In [189]:
# Hypothesis Testing

### Dataset Used : Coursera Course Dataset
#### URL : https://www.kaggle.com/datasets/siddharthm1698/coursera-course-dataset

#### Featured Engineered Data : https://www.kaggle.com/code/azminetoushikwasi/coursera-eda-prep-viz-fe-with-analytics-insights/notebook

## Data Brief
Course dataset scrapped from Coursera website. This dataset contains mainly 6 columns and 890 course data.

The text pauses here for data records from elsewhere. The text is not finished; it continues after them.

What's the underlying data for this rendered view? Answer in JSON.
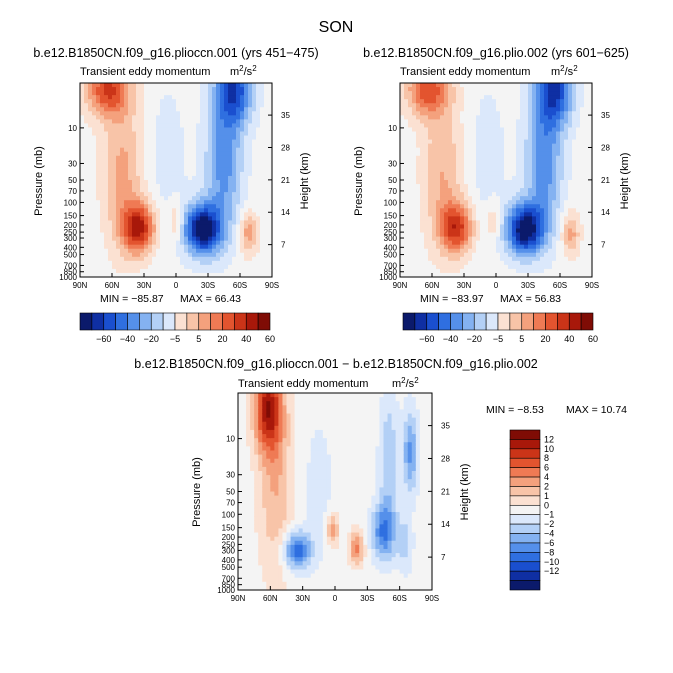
{
  "title": "SON",
  "colors": {
    "neg": [
      "#0b1a6b",
      "#0f2fa3",
      "#1a4fcf",
      "#2f6fe0",
      "#5590ea",
      "#84b2f1",
      "#b3d0f6",
      "#dbe8fb"
    ],
    "zero": "#f4f4f4",
    "pos": [
      "#fbe1d2",
      "#f8c4a8",
      "#f4a17d",
      "#ef7a54",
      "#e3542f",
      "#cb3418",
      "#a8180a",
      "#7f0c05"
    ]
  },
  "chart_data": [
    {
      "id": "panel1",
      "type": "contour",
      "title": "b.e12.B1850CN.f09_g16.pliocc​n.001 (yrs 451−475)",
      "subtitle": "Transient eddy momentum",
      "units_base": "m",
      "units_sup1": "2",
      "units_mid": "/s",
      "units_sup2": "2",
      "ylabel": "Pressure (mb)",
      "y2label": "Height (km)",
      "xticks": [
        "90N",
        "60N",
        "30N",
        "0",
        "30S",
        "60S",
        "90S"
      ],
      "yticks": [
        "10",
        "30",
        "50",
        "70",
        "100",
        "150",
        "200",
        "250",
        "300",
        "400",
        "500",
        "700",
        "850",
        "1000"
      ],
      "y2ticks": [
        "35",
        "28",
        "21",
        "14",
        "7"
      ],
      "min_label": "MIN = −85.87",
      "max_label": "MAX = 66.43",
      "levels_step": 10,
      "colorbar": [
        "−60",
        "−40",
        "−20",
        "−5",
        "5",
        "20",
        "40",
        "60"
      ],
      "features": [
        {
          "lat": 64,
          "p": 3,
          "value": 55,
          "latw": 14,
          "lpw": 0.6
        },
        {
          "lat": 50,
          "p": 40,
          "value": 28,
          "latw": 13,
          "lpw": 1.6
        },
        {
          "lat": 35,
          "p": 220,
          "value": 66,
          "latw": 11,
          "lpw": 0.55
        },
        {
          "lat": 0,
          "p": 180,
          "value": 22,
          "latw": 5,
          "lpw": 0.45
        },
        {
          "lat": -25,
          "p": 230,
          "value": -86,
          "latw": 12,
          "lpw": 0.55
        },
        {
          "lat": -45,
          "p": 30,
          "value": -40,
          "latw": 12,
          "lpw": 1.5
        },
        {
          "lat": -55,
          "p": 3,
          "value": -60,
          "latw": 12,
          "lpw": 0.8
        },
        {
          "lat": -68,
          "p": 260,
          "value": 32,
          "latw": 6,
          "lpw": 0.45
        },
        {
          "lat": 8,
          "p": 30,
          "value": -9,
          "latw": 14,
          "lpw": 2.0
        }
      ]
    },
    {
      "id": "panel2",
      "type": "contour",
      "title": "b.e12.B1850CN.f09_g16.plio.002 (yrs 601−625)",
      "subtitle": "Transient eddy momentum",
      "units_base": "m",
      "units_sup1": "2",
      "units_mid": "/s",
      "units_sup2": "2",
      "ylabel": "Pressure (mb)",
      "y2label": "Height (km)",
      "xticks": [
        "90N",
        "60N",
        "30N",
        "0",
        "30S",
        "60S",
        "90S"
      ],
      "yticks": [
        "10",
        "30",
        "50",
        "70",
        "100",
        "150",
        "200",
        "250",
        "300",
        "400",
        "500",
        "700",
        "850",
        "1000"
      ],
      "y2ticks": [
        "35",
        "28",
        "21",
        "14",
        "7"
      ],
      "min_label": "MIN = −83.97",
      "max_label": "MAX = 56.83",
      "levels_step": 10,
      "colorbar": [
        "−60",
        "−40",
        "−20",
        "−5",
        "5",
        "20",
        "40",
        "60"
      ],
      "features": [
        {
          "lat": 64,
          "p": 3,
          "value": 50,
          "latw": 14,
          "lpw": 0.6
        },
        {
          "lat": 50,
          "p": 40,
          "value": 25,
          "latw": 13,
          "lpw": 1.6
        },
        {
          "lat": 37,
          "p": 220,
          "value": 57,
          "latw": 11,
          "lpw": 0.55
        },
        {
          "lat": 2,
          "p": 180,
          "value": 18,
          "latw": 5,
          "lpw": 0.45
        },
        {
          "lat": -27,
          "p": 230,
          "value": -84,
          "latw": 12,
          "lpw": 0.55
        },
        {
          "lat": -45,
          "p": 30,
          "value": -42,
          "latw": 12,
          "lpw": 1.5
        },
        {
          "lat": -55,
          "p": 3,
          "value": -62,
          "latw": 12,
          "lpw": 0.8
        },
        {
          "lat": -70,
          "p": 260,
          "value": 30,
          "latw": 6,
          "lpw": 0.45
        },
        {
          "lat": 8,
          "p": 30,
          "value": -9,
          "latw": 14,
          "lpw": 2.0
        }
      ]
    },
    {
      "id": "panel3",
      "type": "contour",
      "title": "b.e12.B1850CN.f09_g16.pliocc​n.001 − b.e12.B1850CN.f09_g16.plio.002",
      "subtitle": "Transient eddy momentum",
      "units_base": "m",
      "units_sup1": "2",
      "units_mid": "/s",
      "units_sup2": "2",
      "ylabel": "Pressure (mb)",
      "y2label": "Height (km)",
      "xticks": [
        "90N",
        "60N",
        "30N",
        "0",
        "30S",
        "60S",
        "90S"
      ],
      "yticks": [
        "10",
        "30",
        "50",
        "70",
        "100",
        "150",
        "200",
        "250",
        "300",
        "400",
        "500",
        "700",
        "850",
        "1000"
      ],
      "y2ticks": [
        "35",
        "28",
        "21",
        "14",
        "7"
      ],
      "min_label": "MIN = −8.53",
      "max_label": "MAX = 10.74",
      "levels_step": 1.6,
      "colorbar": [
        "12",
        "10",
        "8",
        "6",
        "4",
        "2",
        "1",
        "0",
        "−1",
        "−2",
        "−4",
        "−6",
        "−8",
        "−10",
        "−12"
      ],
      "features": [
        {
          "lat": 62,
          "p": 4,
          "value": 10.7,
          "latw": 9,
          "lpw": 0.9
        },
        {
          "lat": 55,
          "p": 40,
          "value": 4,
          "latw": 11,
          "lpw": 2.0
        },
        {
          "lat": 35,
          "p": 300,
          "value": -8.5,
          "latw": 9,
          "lpw": 0.4
        },
        {
          "lat": 2,
          "p": 160,
          "value": 5,
          "latw": 4,
          "lpw": 0.35
        },
        {
          "lat": -20,
          "p": 280,
          "value": 6,
          "latw": 5,
          "lpw": 0.35
        },
        {
          "lat": -45,
          "p": 170,
          "value": -7,
          "latw": 8,
          "lpw": 0.6
        },
        {
          "lat": -50,
          "p": 20,
          "value": -4,
          "latw": 6,
          "lpw": 1.4
        },
        {
          "lat": -70,
          "p": 15,
          "value": -6,
          "latw": 5,
          "lpw": 0.9
        },
        {
          "lat": -65,
          "p": 250,
          "value": -3,
          "latw": 5,
          "lpw": 0.6
        },
        {
          "lat": 15,
          "p": 40,
          "value": -1.5,
          "latw": 10,
          "lpw": 1.5
        }
      ]
    }
  ]
}
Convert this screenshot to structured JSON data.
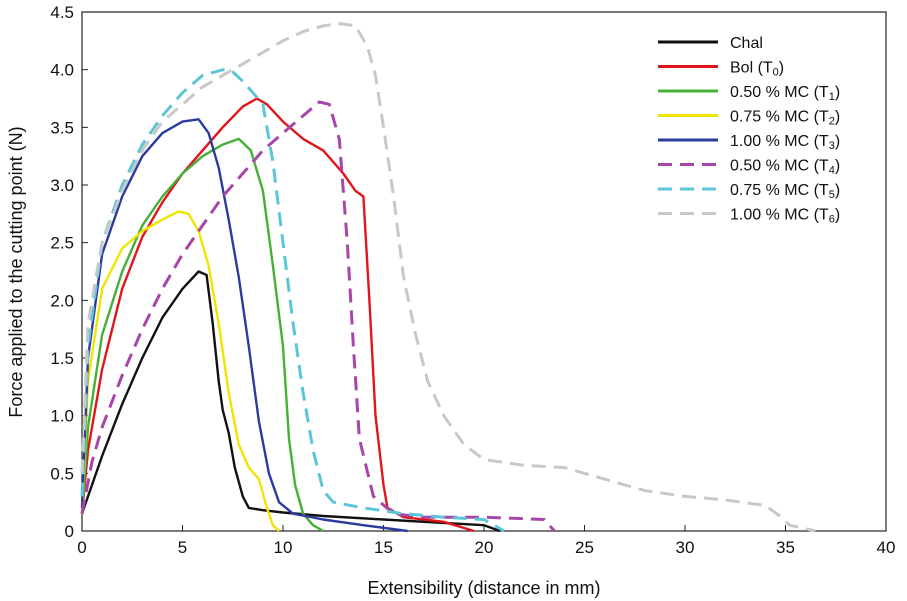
{
  "chart_data": {
    "type": "line",
    "xlabel": "Extensibility (distance in mm)",
    "ylabel": "Force applied to the cutting point (N)",
    "xlim": [
      0,
      40
    ],
    "ylim": [
      0,
      4.5
    ],
    "xticks": [
      0,
      5,
      10,
      15,
      20,
      25,
      30,
      35,
      40
    ],
    "yticks": [
      0,
      0.5,
      1.0,
      1.5,
      2.0,
      2.5,
      3.0,
      3.5,
      4.0,
      4.5
    ],
    "ytick_labels": [
      "0",
      "0.5",
      "1.0",
      "1.5",
      "2.0",
      "2.5",
      "3.0",
      "3.5",
      "4.0",
      "4.5"
    ],
    "grid": false,
    "legend_position": "top-right",
    "series": [
      {
        "name": "Chal",
        "sub": "",
        "color": "#111111",
        "dashed": false,
        "x": [
          0,
          0.3,
          1,
          2,
          3,
          4,
          5,
          5.8,
          6.2,
          6.5,
          6.8,
          7,
          7.3,
          7.6,
          8,
          8.3,
          9,
          10,
          12,
          15,
          18,
          20,
          20.8
        ],
        "y": [
          0.15,
          0.3,
          0.65,
          1.1,
          1.5,
          1.85,
          2.1,
          2.25,
          2.22,
          1.8,
          1.3,
          1.05,
          0.85,
          0.55,
          0.3,
          0.2,
          0.18,
          0.16,
          0.13,
          0.1,
          0.07,
          0.05,
          0.0
        ]
      },
      {
        "name": "Bol (T",
        "sub": "0",
        "color": "#e0161c",
        "dashed": false,
        "x": [
          0,
          0.3,
          1,
          2,
          3,
          4,
          5,
          6,
          7,
          8,
          8.7,
          9.2,
          10,
          11,
          12,
          13,
          13.6,
          14,
          14.3,
          14.6,
          15,
          15.2,
          16,
          18,
          19.5
        ],
        "y": [
          0.15,
          0.7,
          1.4,
          2.1,
          2.55,
          2.85,
          3.1,
          3.3,
          3.5,
          3.68,
          3.75,
          3.7,
          3.55,
          3.4,
          3.3,
          3.1,
          2.95,
          2.9,
          2.0,
          1.0,
          0.4,
          0.2,
          0.12,
          0.08,
          0.0
        ]
      },
      {
        "name": "0.50 % MC (T",
        "sub": "1",
        "color": "#45b035",
        "dashed": false,
        "x": [
          0,
          0.3,
          1,
          2,
          3,
          4,
          5,
          6,
          7,
          7.8,
          8.4,
          9,
          9.5,
          10,
          10.3,
          10.6,
          11,
          11.5,
          12
        ],
        "y": [
          0.15,
          0.9,
          1.7,
          2.25,
          2.65,
          2.9,
          3.1,
          3.25,
          3.35,
          3.4,
          3.3,
          2.95,
          2.3,
          1.6,
          0.8,
          0.4,
          0.15,
          0.05,
          0.0
        ]
      },
      {
        "name": "0.75 % MC (T",
        "sub": "2",
        "color": "#f0e400",
        "dashed": false,
        "x": [
          0,
          0.3,
          1,
          2,
          3,
          4,
          4.8,
          5.3,
          5.8,
          6.3,
          6.8,
          7.3,
          7.8,
          8.3,
          8.8,
          9.2,
          9.5,
          9.8
        ],
        "y": [
          0.15,
          1.3,
          2.1,
          2.45,
          2.6,
          2.7,
          2.77,
          2.75,
          2.6,
          2.3,
          1.8,
          1.2,
          0.75,
          0.55,
          0.45,
          0.2,
          0.05,
          0.0
        ]
      },
      {
        "name": "1.00 % MC (T",
        "sub": "3",
        "color": "#2b3c9f",
        "dashed": false,
        "x": [
          0,
          0.3,
          1,
          2,
          3,
          4,
          5,
          5.8,
          6.3,
          6.8,
          7.3,
          7.8,
          8.3,
          8.8,
          9.3,
          9.8,
          10.5,
          12,
          14,
          16.2
        ],
        "y": [
          0.2,
          1.5,
          2.4,
          2.9,
          3.25,
          3.45,
          3.55,
          3.57,
          3.45,
          3.15,
          2.7,
          2.2,
          1.6,
          0.95,
          0.5,
          0.25,
          0.15,
          0.1,
          0.05,
          0.0
        ]
      },
      {
        "name": "0.50 % MC (T",
        "sub": "4",
        "color": "#a845a8",
        "dashed": true,
        "x": [
          0,
          0.5,
          1,
          2,
          3,
          4,
          5,
          6,
          7,
          8,
          9,
          10,
          11,
          11.8,
          12.3,
          12.8,
          13.2,
          13.5,
          13.8,
          14.5,
          15.5,
          17,
          20,
          23,
          23.5
        ],
        "y": [
          0.15,
          0.6,
          0.9,
          1.35,
          1.75,
          2.1,
          2.4,
          2.65,
          2.9,
          3.1,
          3.3,
          3.45,
          3.6,
          3.72,
          3.7,
          3.4,
          2.5,
          1.6,
          0.8,
          0.3,
          0.15,
          0.12,
          0.12,
          0.1,
          0.0
        ]
      },
      {
        "name": "0.75 % MC (T",
        "sub": "5",
        "color": "#5bc6d8",
        "dashed": true,
        "x": [
          0,
          0.3,
          1,
          2,
          3,
          4,
          5,
          6,
          7,
          7.5,
          8,
          8.5,
          9,
          9.5,
          10,
          10.5,
          11,
          11.5,
          12,
          12.5,
          14,
          16,
          18,
          20,
          21
        ],
        "y": [
          0.3,
          1.6,
          2.5,
          3.0,
          3.35,
          3.6,
          3.8,
          3.95,
          4.0,
          3.98,
          3.9,
          3.8,
          3.7,
          3.2,
          2.5,
          1.8,
          1.2,
          0.7,
          0.35,
          0.25,
          0.2,
          0.15,
          0.12,
          0.1,
          0.0
        ]
      },
      {
        "name": "1.00 % MC (T",
        "sub": "6",
        "color": "#c8c8c8",
        "dashed": true,
        "x": [
          0,
          0.3,
          1,
          2,
          3,
          4,
          5,
          6,
          7,
          8,
          9,
          10,
          11,
          12,
          12.8,
          13.6,
          14.2,
          14.6,
          15,
          15.5,
          16,
          16.6,
          17.2,
          18,
          19,
          20,
          22,
          24,
          26,
          28,
          30,
          32,
          34,
          34.8,
          35.2,
          36.5
        ],
        "y": [
          0.5,
          1.8,
          2.5,
          2.95,
          3.3,
          3.55,
          3.7,
          3.85,
          3.95,
          4.05,
          4.15,
          4.25,
          4.33,
          4.38,
          4.4,
          4.38,
          4.2,
          3.95,
          3.5,
          2.9,
          2.2,
          1.7,
          1.3,
          1.0,
          0.75,
          0.62,
          0.57,
          0.55,
          0.45,
          0.35,
          0.3,
          0.27,
          0.22,
          0.12,
          0.05,
          0.0
        ]
      }
    ]
  }
}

The detailed description:

1. course_title : Contains the course title.
2. course_organization : It tells which organization is conducting the courses.
3. courseCertificatetype : It has details about what are the different certifications available in courses.
4. course_rating : It has the ratings associated with each course.
5. course_difficulty : It tells about how difficult or what is the level of the course.
6. coursestudentsenrolled : It has the number of students that are enrolled in the course.

In [190]:
## Data import and Coorelation Matrix
import pandas as pd
import numpy as np
import matplotlib.pyplot as plt
import scipy.stats as sps

import os
for dirname, _, filenames in os.walk('/kaggle/input'):
    for filename in filenames:
        print(os.path.join(dirname, filename))
        
df=pd.read_csv("coursera_data_FEd.csv")
df=df.drop("Unnamed: 0",axis=1)


#### Sampling example

In [191]:
sample=df.sample(40,random_state=1)
sample.describe()

Unnamed: 0,course_rating,course_students_enrolled_modified,course_difficulty_modified
count,40.0,40.0,40.0
mean,4.675,7.162798,0.325
std,0.151488,8.651666,0.460629
min,4.2,1.0,0.0
25%,4.6,2.0,0.0
50%,4.7,5.0,0.0
75%,4.8,8.0,0.5
max,4.9,38.0,2.0


# Hypothesis Formulation

### Hypothesis 01:
Null hypothesis: Equal or less than 50% enrolled courses are beginner level courses.
- Test Method: z statstic
- Significance Level: 8%

### Hypothesis 02:
Null hypothesis: Coursera has a average course rating of more than 4.5.

### Hypothesis 03:
Null hypothesis: University courses has more average rating by 0.2 from non-university courses.

# Conducting a formal significance test for one of the hypotheses and discuss the results 
### Testing for Hypothesis 01:

#### Necessary Data
- H₀: π ≤ 0.50
- H₁: π > 0.50
- α = 0.08
 
- Test Method: z statstic; z = (p-π)/σₚ, where σₚ=sqrt(π(1-π)/n)

In [192]:
pi=0.5
sigma=0.08

#### Calculating P

In [193]:
sample_size=len(df)
sample_size

891

so, total sample size = 891

In [194]:
# P, the value of sample statistic
positives= df[df['course_difficulty_modified']==0]['course_rating'].count()
positives

487

number of courses with rating more than 4.5 = 745

In [195]:
P=positives/sample_size
P

0.5465768799102132

Now, we will determine The value of σₚ, where σₚ=sqrt(π(1-π)/n)

In [196]:
import math 

#defining meu_p function
def meu_p (pi,sample_size):
    temp=pi*(1-pi)/sample_size
    return math.sqrt(temp)
meu_p (pi,sample_size)

0.016750630254320203

In [197]:
#defining z_statistic function

def z_stat(pi,p,sample_size):
    return (p-pi)/meu_p(pi,sample_size)

In [198]:
## Applying
z_stat(pi,P,sample_size)

2.7806046222171505

In [201]:
from IPython.display import Image
from IPython.core.display import HTML 
Image(url= "http://www.z-table.com/uploads/2/1/7/9/21795380/8573955.png?759")

 Probability is approximately 0.998; But we wanted to calculate the probability to the right of z (because we are interested in obtaining the probability value that falls in the rejection region or critical region), i.e.

In [202]:
1-0.998

0.0020000000000000018

Aplha is 0.05
So, the null hypothesis is rejected.
## More than 50% students get enrolled in Beginner level courses.


# Suggestions for next steps in analyzing this data

- Testing other hypotheses.
- Analyze university based data.
- Try to group the courses to related subjects, based on subject name - keywords and see if any subject/field is performing better than others.

# The quality of this data set and a request for additional data if needed
- Data quality is good, but data is not well distributed in various categories.
- The coirse-rating section is highly one-sided.
- Student enrollment number could be given in number, instead of string.
- Course length and these type info would have helped more.

### Data Request: 
- Require more data on some categories (advanced and so) to analyse far more better.
- More data means more accurate result. For a large platfrom like Cousera, we need more data and meta-data; like date-time of course launch, date of records and so on.